H is for Homicide Page 9



He looked up at me again. "Excuse me. I missed that. Can you describe the procedure on this? The file doesn't seem to indicate."

"Usually, I get a call. Or one of the adjusters might bring a case to my attention. I stop in the office two or three times a week." He managed to write at exactly the rate I spoke. I stopped. His pen came to a halt.

"In addition to meetings?" he asked.

"Meetings?"

"I'm assuming you attend the regularly scheduled office meetings. Budgets. Sales…"

"I've never done that."

He checked his notes, flipping back a page or two.

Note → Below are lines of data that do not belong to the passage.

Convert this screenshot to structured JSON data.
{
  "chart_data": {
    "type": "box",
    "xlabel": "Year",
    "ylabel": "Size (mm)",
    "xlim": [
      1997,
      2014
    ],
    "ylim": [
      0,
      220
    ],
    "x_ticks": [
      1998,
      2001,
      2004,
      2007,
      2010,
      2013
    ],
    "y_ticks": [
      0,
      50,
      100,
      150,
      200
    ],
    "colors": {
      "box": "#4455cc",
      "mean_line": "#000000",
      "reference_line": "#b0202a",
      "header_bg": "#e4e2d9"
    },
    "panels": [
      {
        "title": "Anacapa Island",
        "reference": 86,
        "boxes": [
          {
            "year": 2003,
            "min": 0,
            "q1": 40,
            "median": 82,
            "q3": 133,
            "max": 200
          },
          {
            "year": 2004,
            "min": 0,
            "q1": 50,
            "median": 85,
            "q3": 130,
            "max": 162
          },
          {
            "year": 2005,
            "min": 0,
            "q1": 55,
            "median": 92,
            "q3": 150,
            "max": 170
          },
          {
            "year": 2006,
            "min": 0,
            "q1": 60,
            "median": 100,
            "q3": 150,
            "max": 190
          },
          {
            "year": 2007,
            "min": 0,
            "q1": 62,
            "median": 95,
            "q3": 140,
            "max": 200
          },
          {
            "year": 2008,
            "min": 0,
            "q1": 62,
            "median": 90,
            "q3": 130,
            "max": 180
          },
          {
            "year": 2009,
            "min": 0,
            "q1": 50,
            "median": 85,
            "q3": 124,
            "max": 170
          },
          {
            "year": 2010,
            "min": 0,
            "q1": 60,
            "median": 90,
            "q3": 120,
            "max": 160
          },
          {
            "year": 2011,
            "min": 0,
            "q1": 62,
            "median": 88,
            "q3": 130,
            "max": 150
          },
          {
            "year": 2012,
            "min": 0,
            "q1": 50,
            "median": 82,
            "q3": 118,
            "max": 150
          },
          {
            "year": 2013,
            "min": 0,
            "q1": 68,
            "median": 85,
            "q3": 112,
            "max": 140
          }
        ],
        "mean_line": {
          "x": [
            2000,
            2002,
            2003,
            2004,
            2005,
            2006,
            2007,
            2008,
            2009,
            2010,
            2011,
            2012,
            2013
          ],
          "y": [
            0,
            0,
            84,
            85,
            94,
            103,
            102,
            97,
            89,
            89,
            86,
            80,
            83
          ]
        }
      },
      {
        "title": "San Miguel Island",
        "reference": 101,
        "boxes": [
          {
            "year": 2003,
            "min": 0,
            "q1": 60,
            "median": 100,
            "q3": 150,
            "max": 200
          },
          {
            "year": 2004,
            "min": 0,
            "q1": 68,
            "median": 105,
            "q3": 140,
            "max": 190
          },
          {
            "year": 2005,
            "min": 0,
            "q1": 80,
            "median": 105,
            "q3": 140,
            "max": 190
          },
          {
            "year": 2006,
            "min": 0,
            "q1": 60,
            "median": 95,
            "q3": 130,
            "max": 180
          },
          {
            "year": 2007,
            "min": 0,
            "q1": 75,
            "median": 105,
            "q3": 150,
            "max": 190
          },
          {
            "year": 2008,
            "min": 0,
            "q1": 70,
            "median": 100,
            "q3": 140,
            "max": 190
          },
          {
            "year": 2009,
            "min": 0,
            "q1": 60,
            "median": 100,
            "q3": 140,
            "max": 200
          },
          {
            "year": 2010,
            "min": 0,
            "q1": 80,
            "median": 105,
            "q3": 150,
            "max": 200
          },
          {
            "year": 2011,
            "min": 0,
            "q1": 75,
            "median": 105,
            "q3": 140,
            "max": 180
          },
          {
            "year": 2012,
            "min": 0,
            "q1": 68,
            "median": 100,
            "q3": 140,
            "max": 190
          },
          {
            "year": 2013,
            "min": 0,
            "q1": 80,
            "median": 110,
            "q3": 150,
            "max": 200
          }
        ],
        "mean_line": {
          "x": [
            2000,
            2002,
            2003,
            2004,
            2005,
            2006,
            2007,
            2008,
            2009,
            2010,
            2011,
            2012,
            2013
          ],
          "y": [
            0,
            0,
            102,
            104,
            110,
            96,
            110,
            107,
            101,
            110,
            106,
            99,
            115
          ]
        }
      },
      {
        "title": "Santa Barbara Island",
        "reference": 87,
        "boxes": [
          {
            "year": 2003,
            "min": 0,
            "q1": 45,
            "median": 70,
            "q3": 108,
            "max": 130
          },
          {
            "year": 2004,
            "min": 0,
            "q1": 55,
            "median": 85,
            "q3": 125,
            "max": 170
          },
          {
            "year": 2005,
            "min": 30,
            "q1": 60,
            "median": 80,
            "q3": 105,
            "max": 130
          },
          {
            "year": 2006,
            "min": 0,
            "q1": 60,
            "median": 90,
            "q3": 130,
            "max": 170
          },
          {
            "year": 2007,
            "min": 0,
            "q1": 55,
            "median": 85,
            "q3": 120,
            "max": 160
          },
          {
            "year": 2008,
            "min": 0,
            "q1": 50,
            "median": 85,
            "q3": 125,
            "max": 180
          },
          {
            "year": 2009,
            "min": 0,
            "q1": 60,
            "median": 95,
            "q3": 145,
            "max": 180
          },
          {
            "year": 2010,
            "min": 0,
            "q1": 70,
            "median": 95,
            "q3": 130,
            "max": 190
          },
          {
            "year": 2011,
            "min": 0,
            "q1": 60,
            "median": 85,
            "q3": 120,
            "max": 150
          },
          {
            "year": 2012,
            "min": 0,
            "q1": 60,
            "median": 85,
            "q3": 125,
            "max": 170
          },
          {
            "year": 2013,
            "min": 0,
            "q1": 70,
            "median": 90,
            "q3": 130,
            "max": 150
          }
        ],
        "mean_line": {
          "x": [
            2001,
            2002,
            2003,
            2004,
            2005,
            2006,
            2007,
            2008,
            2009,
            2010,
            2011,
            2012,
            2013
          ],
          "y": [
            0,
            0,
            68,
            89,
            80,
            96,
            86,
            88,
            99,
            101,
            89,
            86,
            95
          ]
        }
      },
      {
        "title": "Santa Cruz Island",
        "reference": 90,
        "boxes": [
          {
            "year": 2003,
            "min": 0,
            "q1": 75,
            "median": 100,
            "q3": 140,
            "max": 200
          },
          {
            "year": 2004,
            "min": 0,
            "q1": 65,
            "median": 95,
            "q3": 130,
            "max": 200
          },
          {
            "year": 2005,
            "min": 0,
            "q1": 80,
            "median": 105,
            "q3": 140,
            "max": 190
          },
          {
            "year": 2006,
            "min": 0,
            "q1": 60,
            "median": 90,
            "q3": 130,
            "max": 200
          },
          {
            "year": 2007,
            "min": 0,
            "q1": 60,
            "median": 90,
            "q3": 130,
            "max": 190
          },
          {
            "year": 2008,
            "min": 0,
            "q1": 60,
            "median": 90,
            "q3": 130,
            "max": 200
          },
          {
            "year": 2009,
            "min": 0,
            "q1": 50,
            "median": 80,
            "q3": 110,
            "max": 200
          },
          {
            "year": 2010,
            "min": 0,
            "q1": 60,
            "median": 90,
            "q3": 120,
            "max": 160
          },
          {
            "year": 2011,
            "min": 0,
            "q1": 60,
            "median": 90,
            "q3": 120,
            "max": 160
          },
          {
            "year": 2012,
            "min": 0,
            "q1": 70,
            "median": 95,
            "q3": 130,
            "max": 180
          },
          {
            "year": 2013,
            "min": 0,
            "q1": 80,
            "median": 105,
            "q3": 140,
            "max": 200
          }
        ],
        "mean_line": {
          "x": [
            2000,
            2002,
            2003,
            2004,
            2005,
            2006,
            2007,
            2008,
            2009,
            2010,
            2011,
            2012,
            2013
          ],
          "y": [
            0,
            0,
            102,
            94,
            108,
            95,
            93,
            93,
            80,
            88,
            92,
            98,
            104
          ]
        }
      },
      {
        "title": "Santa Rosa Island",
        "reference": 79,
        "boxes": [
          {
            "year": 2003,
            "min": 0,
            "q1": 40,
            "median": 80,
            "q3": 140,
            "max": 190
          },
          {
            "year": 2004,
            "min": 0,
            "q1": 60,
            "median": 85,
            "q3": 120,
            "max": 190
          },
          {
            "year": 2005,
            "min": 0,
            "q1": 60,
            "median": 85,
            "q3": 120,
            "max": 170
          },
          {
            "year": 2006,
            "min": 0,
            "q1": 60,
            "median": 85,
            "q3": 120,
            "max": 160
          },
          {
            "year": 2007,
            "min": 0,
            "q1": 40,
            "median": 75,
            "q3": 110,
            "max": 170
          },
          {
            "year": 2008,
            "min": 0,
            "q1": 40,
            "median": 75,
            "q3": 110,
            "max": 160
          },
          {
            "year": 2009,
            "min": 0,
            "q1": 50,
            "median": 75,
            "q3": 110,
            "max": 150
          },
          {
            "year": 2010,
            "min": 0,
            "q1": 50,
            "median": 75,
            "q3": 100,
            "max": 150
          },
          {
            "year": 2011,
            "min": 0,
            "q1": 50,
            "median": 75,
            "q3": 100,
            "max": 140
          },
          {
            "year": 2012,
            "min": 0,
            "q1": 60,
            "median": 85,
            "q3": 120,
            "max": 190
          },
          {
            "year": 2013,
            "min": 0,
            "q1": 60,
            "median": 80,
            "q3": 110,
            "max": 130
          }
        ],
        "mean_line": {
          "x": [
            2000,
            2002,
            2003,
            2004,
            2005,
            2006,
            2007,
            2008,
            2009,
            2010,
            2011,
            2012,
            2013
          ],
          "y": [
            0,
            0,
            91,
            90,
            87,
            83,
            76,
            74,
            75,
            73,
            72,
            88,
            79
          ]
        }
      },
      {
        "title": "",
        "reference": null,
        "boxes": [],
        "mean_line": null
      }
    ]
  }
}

A frown formed, but I could have sworn his confusion was pure theatrics. "I can't seem to find your 206's."

"Really," I said. "That surprises me." I hadn't the faintest idea what a 206 was, but I thought it should be his responsibility since he brought it up.

He passed a form across the desk to me. "Just to refresh your memory," he said.

There were lots of slots to be filled in. Dates, times, corporate numbers, odometer readings; clearly a formal report in which I was supposed to detail every burp and hiccup on the job. I passed the form back to him without comment. I wasn't going to play this game. Screw him.

He'd begun to make notes again, head bent. "I'll have to ask you to supply the carbons from your files so we can bring our files up to date. Drop them off with Miss Pascoe by noon, if you would. We'll set up an appointment to go over them later."

"What for?"

"We'll need documentation of your hours so we can calculate your rate of pay," he said as if it were obvious.

"I can tell you that. Thirty bucks an hour plus expenses."

He managed to convey astonishment without even raising a brow. "Less rental monies for the office space, of course," he said.

"In lieu of rental monies for the office space."

Dead silence.

Finally, he said, "That can't be the case."

"That's been my arrangement with CF from the first."

"That's absolutely out of the question."

"It's been this way for the past six years and no one's complained of it yet."

He lifted his pen from the page. "Well. We'll have to see if we can straighten this out."

"Straighten what out? That's the agreement. It suits me. It suits them."

"Miss Millhone, do you have a problem?"

"No, not at all. What makes you ask?"

"I'm not sure I understand your attitude," he said.

"My attitude is simple. I don't see why I have to put up with this bureaucratic bullshit. I don't work for you. I'm an independent contractor. You don't like what I do, hire somebody else."

"I see." He replaced the cap on the pen. He began to gather his papers, his movements crisp, his manner abrupt. "Perhaps we can meet some other time. When you're calmer."

I said, "Great. You too. I have a job to do, anyway."

He left the cubicle before I did and headed straight for Mac's office. All the CF employees within range were hard at work, their expressions studiously attentive to the job at hand.

I put the entire exchange in a mental box and filed it away. There'd be hell to pay, but at the moment I didn't care.

The address I'd been given for Bibianna Diaz turned out to be a vacant lot. I sat in my car and stared blankly at the parcel of raw dirt, crudely landscaped with weeds, palms, boulders, and broken bottles twinkling in the sunlight. A condom dangled limply from a fallen palm frond, looking like a skin shed by some anemic snake. I double-checked the information listed in the file and then scanned the house numbers on either side. No match. I flipped open the glove compartment and pulled out a city map, which I spread across the steering wheel, squinting at the street names indexed alphabetically on the back. There was no other road, drive, avenue, or lane listed with the same name or one that even came close. I'd dropped the Diaz file off at the CF offices before my meeting with Titus, so all I had with me were a few penciled notes. I figured it was time to check back with Mary Bellflower to see what else she might have in the way of a contact. I started the car and headed toward town, feeling strangely gratified. The nonexistent street address added fuel to the notion that Ms. Diaz was telling fibs, a prospect that excited the latent felon in me. In California jargon, I can "resonate" with crooks. Investigating honest people isn't half the fun.

I spotted a pay phone on the far side of a gas station. I pulled in and had my tank topped off while I called Mary at the CF offices and told her what was going on. "You have any other address for this woman?" I asked.